De acordo com os escassos detalhes da investigação, o suspeito colocou um saco junto à entrada do edifício pouco antes das 21h, sentou-se num banco nas proximidades e esperou pela chegada de Ermolaev, do seu companheiro e da criança.
Segundo consta, o homem fugiu então por uma rua próxima em direcção à fronteira francesa, tendo a explosão ocorrido momentos depois. O jornal «Le Parisien» noticiou que os investigadores acreditam que o dispositivo foi activado pelo próprio suspeito, depois de imagens de videovigilância o terem mostrado a mexer num smartphone enquanto fugia.
As autoridades do Mónaco trataram inicialmente o incidente como um «sem precedentes» e potencialmente «terrorista» ataque, mas acabaram por abrir um processo criminal por suspeita de «tentativa de assassinato». O suspeito ainda não foi detido e continua a monte, mais de 52 horas depois.
Ermolaev sobreviveu à explosão e foi transferido para um hospital em França. Segundo consta, a vida da sua companheira continua em perigo, uma vez que perdeu ambas as pernas na explosão, enquanto o estado do adolescente é considerado estável.
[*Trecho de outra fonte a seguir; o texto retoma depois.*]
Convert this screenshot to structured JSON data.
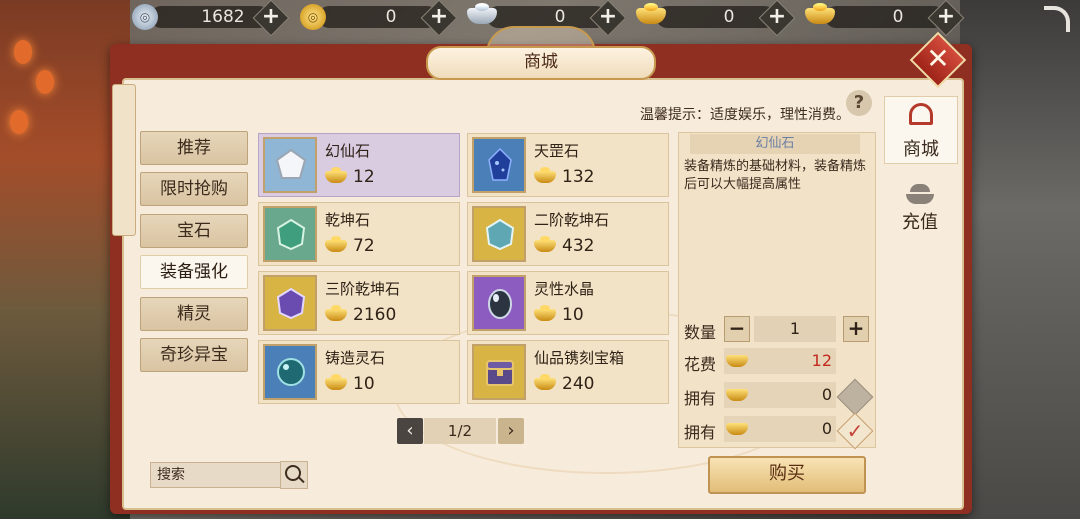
{
  "currency": [
    {
      "value": "1682",
      "icon": "silver-coin-icon"
    },
    {
      "value": "0",
      "icon": "gold-coin-icon"
    },
    {
      "value": "0",
      "icon": "silver-ingot-icon"
    },
    {
      "value": "0",
      "icon": "gold-ingot-icon"
    },
    {
      "value": "0",
      "icon": "gold-ingot-icon"
    }
  ],
  "title": "商城",
  "hint": "温馨提示：适度娱乐，理性消费。",
  "categories": [
    "推荐",
    "限时抢购",
    "宝石",
    "装备强化",
    "精灵",
    "奇珍异宝"
  ],
  "active_category": "装备强化",
  "items": [
    {
      "name": "幻仙石",
      "price": "12",
      "tier": "white",
      "selected": true
    },
    {
      "name": "天罡石",
      "price": "132",
      "tier": "blue"
    },
    {
      "name": "乾坤石",
      "price": "72",
      "tier": "green"
    },
    {
      "name": "二阶乾坤石",
      "price": "432",
      "tier": "yellow"
    },
    {
      "name": "三阶乾坤石",
      "price": "2160",
      "tier": "yellow"
    },
    {
      "name": "灵性水晶",
      "price": "10",
      "tier": "purple"
    },
    {
      "name": "铸造灵石",
      "price": "10",
      "tier": "blue"
    },
    {
      "name": "仙品镌刻宝箱",
      "price": "240",
      "tier": "yellow"
    }
  ],
  "pager": {
    "text": "1/2"
  },
  "search": {
    "placeholder": "搜索"
  },
  "detail": {
    "title": "幻仙石",
    "description": "装备精炼的基础材料，装备精炼后可以大幅提高属性",
    "qty_label": "数量",
    "qty": "1",
    "cost_label": "花费",
    "cost": "12",
    "own_label_1": "拥有",
    "own_1": "0",
    "own_label_2": "拥有",
    "own_2": "0",
    "buy_label": "购买"
  },
  "side_tabs": {
    "shop": "商城",
    "topup": "充值"
  },
  "colors": {
    "frame": "#8e2f22",
    "panel": "#f7ecdc",
    "accent_red": "#c22a1f",
    "gold": "#c98a14"
  }
}
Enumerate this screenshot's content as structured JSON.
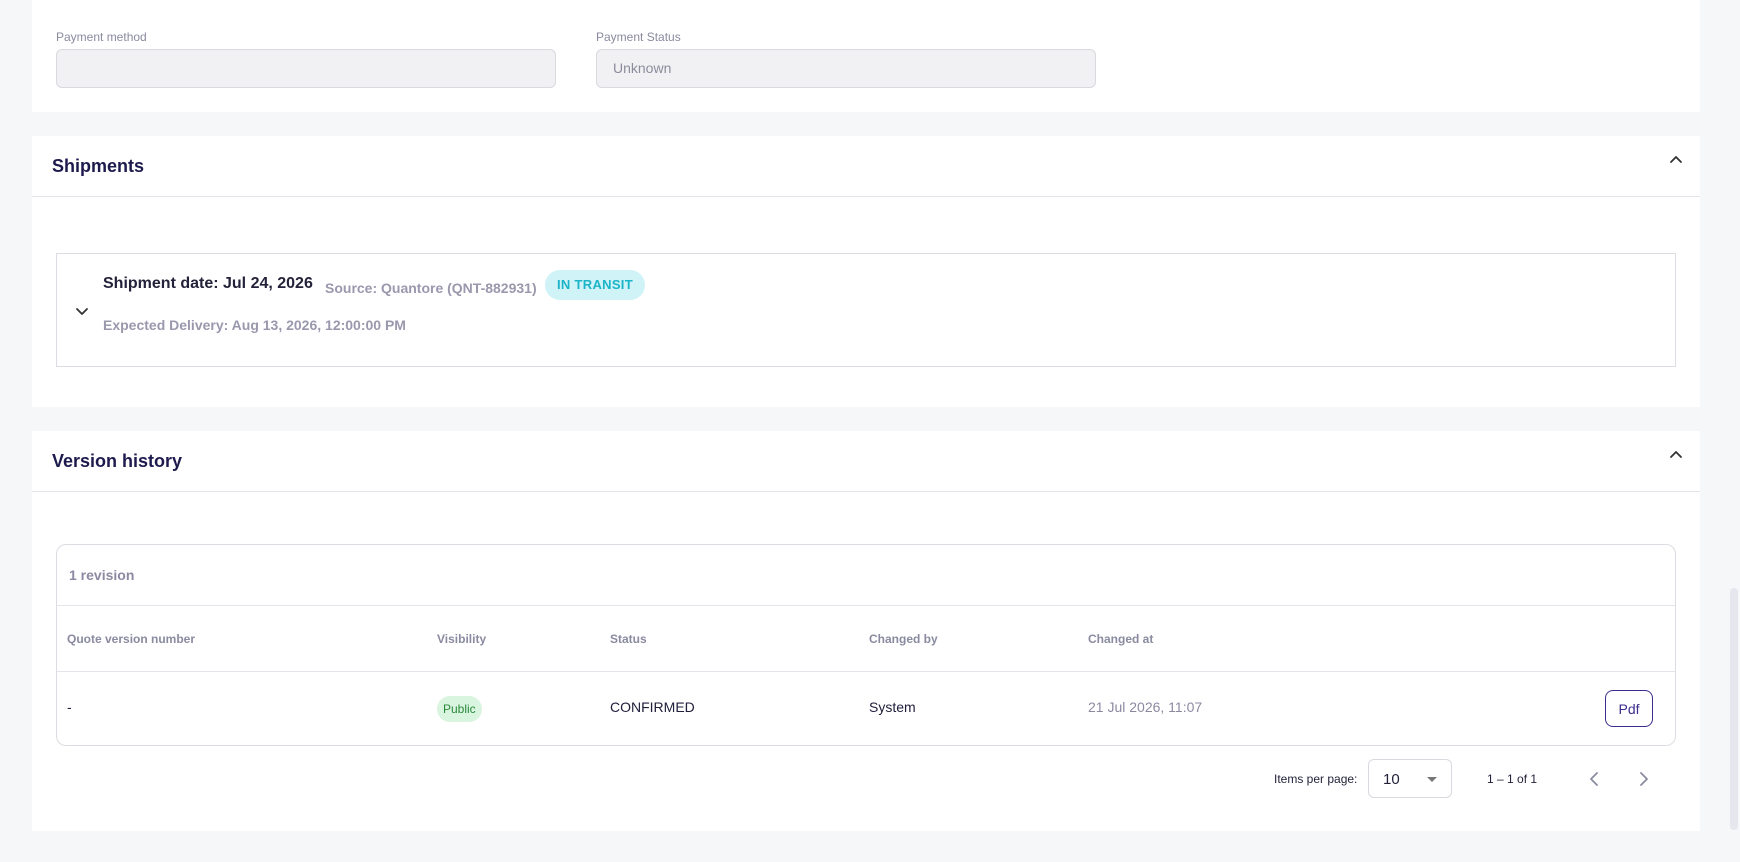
{
  "payment": {
    "method_label": "Payment method",
    "method_value": "",
    "status_label": "Payment Status",
    "status_value": "Unknown"
  },
  "shipments": {
    "title": "Shipments",
    "items": [
      {
        "date": "Shipment date: Jul 24, 2026",
        "source": "Source: Quantore (QNT-882931)",
        "status": "IN TRANSIT",
        "expected": "Expected Delivery: Aug 13, 2026, 12:00:00 PM"
      }
    ]
  },
  "version_history": {
    "title": "Version history",
    "revision_count": "1 revision",
    "columns": [
      "Quote version number",
      "Visibility",
      "Status",
      "Changed by",
      "Changed at"
    ],
    "rows": [
      {
        "version": "-",
        "visibility": "Public",
        "status": "CONFIRMED",
        "changed_by": "System",
        "changed_at": "21 Jul 2026, 11:07",
        "action": "Pdf"
      }
    ],
    "pagination": {
      "items_per_page_label": "Items per page:",
      "items_per_page": "10",
      "range": "1 – 1 of 1"
    }
  },
  "colors": {
    "accent": "#3b2d8c",
    "transit_bg": "#cff3f7",
    "transit_text": "#1cb4c8",
    "public_bg": "#d9f4df",
    "public_text": "#2a8a3a"
  },
  "icons": {
    "collapse": "chevron-up-icon",
    "expand": "chevron-down-icon",
    "prev": "chevron-left-icon",
    "next": "chevron-right-icon"
  }
}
Nascido em Dnepropetrovsk em 1968, Ermolaev fez fortuna nos sectores imobiliário, dos materiais de construção, da agricultura e da produção de bebidas alcoólicas. Foi alvo de sanções por parte de Kiev em dezembro de 2023 devido a alegadas actividades comerciais na Crimeia, embora os seus advogados tenham denunciado a medida como arbitrária e com motivação política, uma vez que não tinha sido instaurado qualquer processo judicial oficial contra ele em nenhuma jurisdição.
«Tinha sido vítima de uma tentativa de aquisição das suas empresas por parte das autoridades ucranianas e, depois de ter denunciado o facto, tornou-se desde então o bête noire de Kiev e alvo de sanções decididas por Vladimir Zelensky com base num “dossiê secreto”. É assim que as coisas funcionam na Ucrânia!” Moniquet acrescentou numa publicação no X.
Este atentado sem precedentes num dos refúgios mais seguros da Europa, para onde dezenas de membros da elite ucraniana se mudaram desde 2022, ocorre num momento em que Kiev continua a ser abalada por grandes escândalos de corrupção envolvendo empresas estatais, fundos públicos e contratos públicos em tempo de guerra.
Moscovo há muito que defende que a ajuda ocidental a Kiev está a ser desviada através de esquemas de corrupção que envolvem funcionários ucranianos e os seus apoiantes estrangeiros. Kiev afirma estar a combater a corrupção, ao mesmo tempo que continua a pressionar os doadores ocidentais para que concedam mais financiamento e armas.